Nakręcany hype i lata czekania. Oto gry, które okazały się zmorą dla deweloperów
Diablo III – około 11 lat (Blizzard, 2001-2012)
Prace nad następcą kultowego Diablo II rozpoczęły się rok po premierze tejże gry, jednak Blizzard skupiał większość sił na rozwoju niezwykle popularnego (i dochodowego) Warcrafta. W 2005 roku mieliśmy co prawda przecieki grafik ze skasowanego projektu, opublikowane przez serwis Kotaku, gdzie rzekome Diablo III wyglądało niemalże identycznie co część druga, tyle że było bardziej kolorowe. Fani szybo skrytykowali ten koncept, a Blizzard generalnie milczał z tematem aż do 2008 roku. Wtedy na BlizzConie Diablo III oficjalnie ujrzało światło dzienne, a deweloper przygotował grywalną wersję demonstracyjną gry. W sumie produkcja ta przechodziła 3 duże korekty, co chyba okazało się dla niej zbawienne. Hype jaki towarzyszył zbliżającej się premierze Diablo III był nie do opisania, a finalny produkt okazał się solidną, wysoko ocenianą w mediach grą, która nie zdołała jednak zadowolić wszystkich fanów serii.

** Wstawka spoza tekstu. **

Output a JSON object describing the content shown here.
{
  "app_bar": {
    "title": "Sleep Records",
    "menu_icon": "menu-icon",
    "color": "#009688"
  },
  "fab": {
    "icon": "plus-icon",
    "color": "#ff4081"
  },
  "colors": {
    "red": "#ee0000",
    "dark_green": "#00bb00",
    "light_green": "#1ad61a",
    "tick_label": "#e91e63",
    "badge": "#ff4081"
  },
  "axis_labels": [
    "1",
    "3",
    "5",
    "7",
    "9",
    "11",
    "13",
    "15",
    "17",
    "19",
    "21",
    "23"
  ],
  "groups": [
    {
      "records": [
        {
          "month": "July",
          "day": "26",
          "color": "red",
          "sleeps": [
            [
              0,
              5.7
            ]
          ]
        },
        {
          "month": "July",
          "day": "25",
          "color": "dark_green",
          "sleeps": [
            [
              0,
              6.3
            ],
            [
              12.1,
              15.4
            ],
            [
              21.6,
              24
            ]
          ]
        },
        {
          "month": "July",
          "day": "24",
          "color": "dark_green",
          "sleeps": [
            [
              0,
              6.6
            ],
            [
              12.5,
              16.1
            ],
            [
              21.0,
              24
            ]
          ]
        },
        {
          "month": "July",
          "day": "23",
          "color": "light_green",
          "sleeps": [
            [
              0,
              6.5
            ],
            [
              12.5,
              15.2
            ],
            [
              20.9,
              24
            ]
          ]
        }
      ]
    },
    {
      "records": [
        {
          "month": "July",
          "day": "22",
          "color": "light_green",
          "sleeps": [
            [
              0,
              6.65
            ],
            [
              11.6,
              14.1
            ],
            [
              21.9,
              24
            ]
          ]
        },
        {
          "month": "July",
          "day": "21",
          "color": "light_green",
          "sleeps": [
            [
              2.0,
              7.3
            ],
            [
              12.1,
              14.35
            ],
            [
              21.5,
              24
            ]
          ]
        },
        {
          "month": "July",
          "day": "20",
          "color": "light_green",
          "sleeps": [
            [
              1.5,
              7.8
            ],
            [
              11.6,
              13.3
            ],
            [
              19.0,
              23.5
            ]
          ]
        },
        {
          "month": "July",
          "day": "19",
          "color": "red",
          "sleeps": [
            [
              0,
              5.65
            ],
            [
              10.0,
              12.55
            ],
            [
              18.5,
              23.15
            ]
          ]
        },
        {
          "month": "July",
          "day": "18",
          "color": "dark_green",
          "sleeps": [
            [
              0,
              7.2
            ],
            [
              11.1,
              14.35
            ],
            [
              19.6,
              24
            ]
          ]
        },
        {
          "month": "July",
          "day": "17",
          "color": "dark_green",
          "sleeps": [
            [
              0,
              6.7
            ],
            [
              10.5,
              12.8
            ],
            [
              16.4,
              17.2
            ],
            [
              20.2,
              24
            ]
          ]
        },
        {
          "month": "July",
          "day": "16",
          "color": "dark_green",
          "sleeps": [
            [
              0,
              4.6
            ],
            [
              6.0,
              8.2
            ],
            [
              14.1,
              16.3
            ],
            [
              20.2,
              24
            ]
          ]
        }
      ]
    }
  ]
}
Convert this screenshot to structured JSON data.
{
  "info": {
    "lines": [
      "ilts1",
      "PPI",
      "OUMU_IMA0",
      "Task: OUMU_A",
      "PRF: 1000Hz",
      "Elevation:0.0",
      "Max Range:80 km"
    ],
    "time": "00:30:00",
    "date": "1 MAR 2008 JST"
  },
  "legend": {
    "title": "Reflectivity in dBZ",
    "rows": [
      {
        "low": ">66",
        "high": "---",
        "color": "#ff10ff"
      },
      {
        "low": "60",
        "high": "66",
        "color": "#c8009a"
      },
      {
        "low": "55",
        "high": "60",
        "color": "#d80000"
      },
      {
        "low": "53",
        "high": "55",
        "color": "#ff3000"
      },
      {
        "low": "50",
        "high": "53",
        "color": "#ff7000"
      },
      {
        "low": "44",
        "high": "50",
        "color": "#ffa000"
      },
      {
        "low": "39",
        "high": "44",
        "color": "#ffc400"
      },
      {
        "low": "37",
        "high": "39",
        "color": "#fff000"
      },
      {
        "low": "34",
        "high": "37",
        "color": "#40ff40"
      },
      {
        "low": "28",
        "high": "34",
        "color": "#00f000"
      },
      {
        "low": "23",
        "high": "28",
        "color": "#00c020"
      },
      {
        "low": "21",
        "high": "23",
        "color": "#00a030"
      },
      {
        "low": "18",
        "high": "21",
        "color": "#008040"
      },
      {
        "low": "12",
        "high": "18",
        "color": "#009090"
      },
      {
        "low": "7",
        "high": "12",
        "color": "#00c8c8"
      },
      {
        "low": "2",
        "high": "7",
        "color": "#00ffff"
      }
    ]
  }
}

Gracze najczęściej krytykowali dom aukcyjny w wersji PC, który przeczył niejako idei samego grania w Hack ‘n’ Slash’e, gdyż za prawdziwe pieniądze można było kupować niezbędny rynsztunek. Blizzard w wersjach konsolowych zrezygnował z tej opcji, natomiast w 2014 roku zamknął dom aukcyjny na pecetach, zostawiając jednak duży niesmak wśród graczy (skandalicznie niska ocena Diablo III ponad 9600 graczy w serwisie Metacritic – 4.0/10 [wersja PC], w stosunku do 88/100 punktów ze średniej ocen recenzentów). Niemniej hit od Blizzarda był ogromnym sukcesem sprzedażowym. Już w połowie 2015 roku Diablo III przebiło barierę 30 mln sprzedanych egzemplarzy, w samej Polsce trafiając do ponad ćwierć miliona graczy! Jak widać, dobry marketing i siła marki, nawet wśród tysięcy niezadowolonych fanów, potrafią zdziałać wiele.